La matrice “colbertista” della destra liberale dell’Europa continentaleJean- Baptiste Colbert non ha lasciato alcun scritto di economia (di altro); Ministro delle Finanze di Luigi XVI ha , però, firmato decine e decine di decreti, i quali hanno formato il “corpus” del “colbertismo” , una scuola di pensiero favorevole dapprima all’intervento pubblico in materia di commercio con l’estero e gradualmente nel resto dell’economia. In Europa continentale, il liberismo è stata una merce che ha avuto una breve stagione di popolarità in quanto anche la fase dell’industrializzazione trionfante nel Diciannovesimo Secolo è stata marcata da una presenza dello Stato tanto forte e tanto pregnante quanto la capacità d’imporre tributi e regolamenti e di farli osservare. In linea di massima, in Europa continentale il liberismo è stata una parentesi tra il “colbertismo” delle varie “destre” e l’allora nascente movimento socialista (nelle sue più diverse configurazioni), parentesi associata alla prima “globalizzazione” convenzionalmente definita tra il 1870 ed il 1910 e spinta dalla rivoluzione tecnologica nella manifattura e nei trasporti e dalle innovazioni dovute all’elettricità. I Padri Fondatori degli Stati-Nazioni europee (Francia, Germania ed anche Italia) erano “colbertisti” anche senza saperlo: in Italia, ad esempio, la breve esperienza liberale dell’età giolittiana terminò con lo “scandalo della Banca Romana” a cui la stessa “Destra Storica” reagì con misure fortemente interventiste; in Francia la fase liberista della Terza Repubblica affondò con lo scandalo Stavinski.

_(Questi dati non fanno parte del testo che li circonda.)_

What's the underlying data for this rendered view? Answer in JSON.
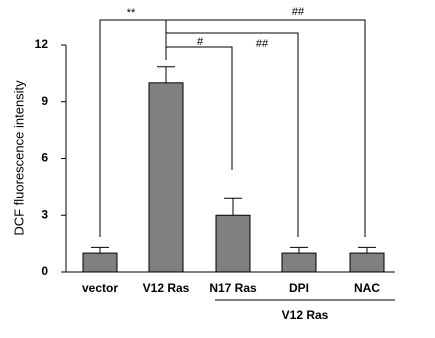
{
  "chart_data": {
    "type": "bar",
    "y_label": "DCF fluorescence intensity",
    "categories": [
      "vector",
      "V12 Ras",
      "N17 Ras",
      "DPI",
      "NAC"
    ],
    "values": [
      1,
      10,
      3,
      1,
      1
    ],
    "errors": [
      0.3,
      0.85,
      0.9,
      0.3,
      0.3
    ],
    "color": "#808080",
    "ylim": [
      0,
      12
    ],
    "yticks": [
      0,
      3,
      6,
      9,
      12
    ],
    "group_label": "V12 Ras",
    "annotations": [
      "**",
      "##",
      "##",
      "#"
    ]
  }
}
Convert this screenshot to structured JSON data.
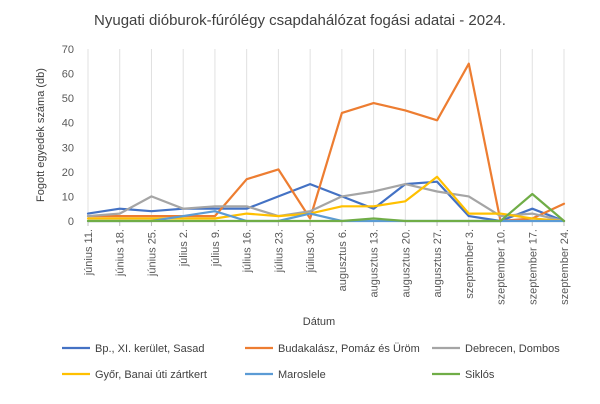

Interessante notare le profonde differenze con cui Europa continentale e Stati Uniti risposerò alla “Grande Depressione” degli Anni Trenta. In Europa, venne perseguita una politica di salvataggi di imprese e di banche in difficoltà; in Italia, dove era al Governo la “destra”, ciò portò alla creazione dell’Iri; in Germania al controllo dello Stato su gran parte dell’industria pesante ed a privatizzaioni selettive per ingraziarsi alcuni settori della finanza; in Francia, andò al Governo il Fronte Popolare che teorizzò ed attuò una strategia di nazionalizzazioni; in Spagna, dopo una guerra cruenta, non si tornò al passato liberismo monarchico ma venne messo in piedi un sistema economico “corporativo”, con intervento pubblico pregnante, ad imitazione di quello italiano. Negli Stati Uniti, invece, quando andò al Governo la “sinistra” rooselvetiana, il “New Deal” portò unicamente alla creazione di un sistema federale di autostrade (ancora in vigore e ben funzionante) ed ad una rete di accordi tra Stati ed enti locali (simili ai “patti territoriali” dell’Italia del primo scorcio del Ventunesimo Secolo) per la valorizzazione di alcune aree (quali quella del Tennessee).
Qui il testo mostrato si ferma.